Looking to get the coronavirus vaccine? Here’s where you can get it now
The vaccine era of COVID-19 is finally here, as we’re already a couple of months into the process of people getting the long-awaited and oddly quickly produced coronavirus vaccines.
There are now three different vaccines being administered in the U.S., all of which prove to be effective in minimizing symptoms pertaining to the novel coronavirus, including hospitalizations and even death. While there are certain tiers of criteria one must meet in order to get their coronavirus vaccine, it’s clear that, should you want to get the vaccine and you should, that we’re all destined to be vaccinated hopefully by July.
That being said, the registration process for getting a vaccine has proven to be difficult for many, especially those in the elderly category. These are unprecedented times, and while many health authorities are still figuring out the vaccination timeline & process for themselves, we want to be able to help you learn how you can get your coronavirus vaccine. But first, a brief update on where we stand today as it pertains to the vaccine.
Current coronavirus vaccines
Currently, there are three vaccines that are being utilized in the U.S., combating the spread of the coronavirus in hopes of putting a stop to the current global pandemic. The first vaccine, by Pfizer-BioNTech, was first administered in the U.S. in early December 2020. The second vaccine to fight COVID-19 was developed by Moderna, which was also first given to those defined as “high exposure risks” around Christmas time.
Both of these coronavirus vaccines are estimated to fight the coronavirus with an effectiveness rate of over 92%. However, both vaccines currently require two separate doses, with each needing several weeks in between to build the proper antibodies for protection against the disease.
While scientists & medical experts are still waiting on more data, early determination suggests that both of these current vaccines can protect people against the concerning new variants from the UK & South Africa. Pfizer, however, did come out with a report on Thursday suggesting that development for a third “booster” shot is already underway, made to specifically target the new variants and their spike proteins.
Johnson & Johnson vaccine
Last week, the world was given the joyous news that the FDA was currently reviewing a third coronavirus vaccine, this time developed by Johnson & Johnson. This vaccine, while not as efficient as Pfizer & Moderna, is said to have an effectiveness rate of over 85%, and only requires a single shot, which is huge in terms of rallying our way towards herd immunity.
Now that the CDC has authorized emergency use for the Johnson & Johnson coronavirus vaccine, numbers of vaccinated people should soon skyrocket thanks to its single-dose requirement. Hopefully, this means that the number of positive COVID-19 cases will fall at a rapid rate.
Where can you get the vaccine?
Most states currently offer drive-thru vaccination sites should you meet the current vaccination criteria, which for the moment concerns of age, exposure risk, and underlying health issues. Examples of these large vaccination sites include local zoos, arenas, stadiums, malls, and even theme parks.
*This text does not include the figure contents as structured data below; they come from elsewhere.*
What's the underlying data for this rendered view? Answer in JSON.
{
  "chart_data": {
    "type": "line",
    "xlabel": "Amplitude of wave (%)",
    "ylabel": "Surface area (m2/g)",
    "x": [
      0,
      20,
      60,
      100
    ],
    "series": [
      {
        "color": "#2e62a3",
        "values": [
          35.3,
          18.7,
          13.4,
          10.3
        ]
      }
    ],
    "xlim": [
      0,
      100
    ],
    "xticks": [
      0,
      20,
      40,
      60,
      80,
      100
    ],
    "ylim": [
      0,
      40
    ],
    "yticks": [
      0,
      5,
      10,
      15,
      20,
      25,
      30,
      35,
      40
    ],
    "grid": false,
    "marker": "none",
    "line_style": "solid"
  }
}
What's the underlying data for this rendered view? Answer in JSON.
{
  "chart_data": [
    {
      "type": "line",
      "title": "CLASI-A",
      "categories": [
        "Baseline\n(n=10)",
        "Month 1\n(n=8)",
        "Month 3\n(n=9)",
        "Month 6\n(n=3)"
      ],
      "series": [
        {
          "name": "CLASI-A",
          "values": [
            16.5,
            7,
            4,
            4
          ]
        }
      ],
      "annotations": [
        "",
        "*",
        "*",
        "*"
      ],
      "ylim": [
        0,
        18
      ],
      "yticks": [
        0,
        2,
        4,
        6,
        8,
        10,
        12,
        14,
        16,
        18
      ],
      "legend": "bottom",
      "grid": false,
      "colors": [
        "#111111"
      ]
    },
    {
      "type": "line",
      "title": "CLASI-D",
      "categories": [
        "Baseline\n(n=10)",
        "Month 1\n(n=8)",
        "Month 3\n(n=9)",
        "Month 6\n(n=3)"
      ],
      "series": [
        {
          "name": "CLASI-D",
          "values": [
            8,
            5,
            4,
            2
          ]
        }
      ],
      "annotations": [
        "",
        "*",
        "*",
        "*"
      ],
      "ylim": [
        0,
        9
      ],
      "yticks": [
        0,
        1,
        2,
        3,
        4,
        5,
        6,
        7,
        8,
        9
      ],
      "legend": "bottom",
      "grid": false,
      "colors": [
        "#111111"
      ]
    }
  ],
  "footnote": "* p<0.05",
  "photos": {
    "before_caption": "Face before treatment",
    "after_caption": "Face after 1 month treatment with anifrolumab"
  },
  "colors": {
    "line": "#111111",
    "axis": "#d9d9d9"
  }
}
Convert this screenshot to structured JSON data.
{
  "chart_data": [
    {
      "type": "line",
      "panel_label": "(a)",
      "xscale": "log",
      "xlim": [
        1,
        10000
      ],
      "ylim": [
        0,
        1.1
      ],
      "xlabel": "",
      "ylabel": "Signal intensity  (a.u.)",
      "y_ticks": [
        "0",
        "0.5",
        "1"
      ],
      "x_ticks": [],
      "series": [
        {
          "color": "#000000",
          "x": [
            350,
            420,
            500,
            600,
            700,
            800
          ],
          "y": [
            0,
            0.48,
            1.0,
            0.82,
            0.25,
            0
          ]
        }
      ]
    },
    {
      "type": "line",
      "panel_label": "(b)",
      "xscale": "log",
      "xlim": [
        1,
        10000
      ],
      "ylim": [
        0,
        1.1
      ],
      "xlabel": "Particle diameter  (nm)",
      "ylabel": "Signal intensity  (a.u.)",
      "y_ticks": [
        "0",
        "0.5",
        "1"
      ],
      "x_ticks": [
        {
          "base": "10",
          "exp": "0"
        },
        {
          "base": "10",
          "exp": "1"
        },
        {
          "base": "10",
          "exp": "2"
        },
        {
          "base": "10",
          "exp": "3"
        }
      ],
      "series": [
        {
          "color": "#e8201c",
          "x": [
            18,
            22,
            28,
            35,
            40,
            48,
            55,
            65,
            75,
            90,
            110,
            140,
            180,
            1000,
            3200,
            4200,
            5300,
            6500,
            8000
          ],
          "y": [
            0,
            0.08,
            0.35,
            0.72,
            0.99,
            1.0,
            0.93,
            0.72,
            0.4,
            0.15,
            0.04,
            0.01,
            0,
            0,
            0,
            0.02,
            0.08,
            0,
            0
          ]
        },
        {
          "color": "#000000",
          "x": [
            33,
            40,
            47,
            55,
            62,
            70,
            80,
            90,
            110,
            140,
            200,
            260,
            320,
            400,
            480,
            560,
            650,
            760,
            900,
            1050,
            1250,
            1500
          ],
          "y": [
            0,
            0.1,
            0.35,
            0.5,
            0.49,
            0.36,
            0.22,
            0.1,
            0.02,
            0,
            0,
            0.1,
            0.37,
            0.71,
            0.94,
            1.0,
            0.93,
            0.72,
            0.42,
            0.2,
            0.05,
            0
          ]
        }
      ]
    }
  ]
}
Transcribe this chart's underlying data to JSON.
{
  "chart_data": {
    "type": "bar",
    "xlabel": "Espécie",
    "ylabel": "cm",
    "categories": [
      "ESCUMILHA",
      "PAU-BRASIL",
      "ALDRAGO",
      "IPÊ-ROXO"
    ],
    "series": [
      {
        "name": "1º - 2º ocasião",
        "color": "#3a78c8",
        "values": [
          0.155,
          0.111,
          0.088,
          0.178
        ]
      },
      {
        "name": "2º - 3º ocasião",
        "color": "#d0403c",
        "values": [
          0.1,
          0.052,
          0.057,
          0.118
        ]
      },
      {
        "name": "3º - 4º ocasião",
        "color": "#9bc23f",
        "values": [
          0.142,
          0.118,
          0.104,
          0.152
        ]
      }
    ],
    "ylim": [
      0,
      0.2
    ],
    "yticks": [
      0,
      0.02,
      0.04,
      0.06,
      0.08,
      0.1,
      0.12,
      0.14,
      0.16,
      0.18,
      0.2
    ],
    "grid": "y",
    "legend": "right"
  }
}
As of now, CVS & Walgreens are administering the first two coronavirus vaccines, as the current Johnson & Johnson vaccine has only shipped four-million doses to the U.S. This number, however, should rise in the forthcoming weeks. As for now, it’s important to contact your health provider and see when & if you qualify.
We’re not too far off from when local pharmacies should be able to administer the vaccine themselves so that you’re not forced to find transportation to one of these major vaccination sites.
Healthcare and senior living facilities, arguably the most vulnerable populations, are still at the top of the list for a coronavirus vaccine. Phase 1B of those who meet the criteria is also underway in many states, with educators, first responders, transportations workers, and food workers nearly able to get the vaccine.
While the vaccination process is still pressing on, there seem to be constant issues in administering these vaccines in an organized manner. It’s fair to point out that this is a completely new process in our lifetime, and that many of our science & health professionals are learning on the fly.
Last week, Washington D.C. residents that have been hopeful about getting their vaccine for the coronavirus struggled to register online for a vaccine appointment. Videos & testimonies have been posted showing how the Districts registration site has been facing many tech-related issues. This included freezing up, deleting information, and even refusing to accept the correct “captcha” inserts. Hopefully, these problems are fixed.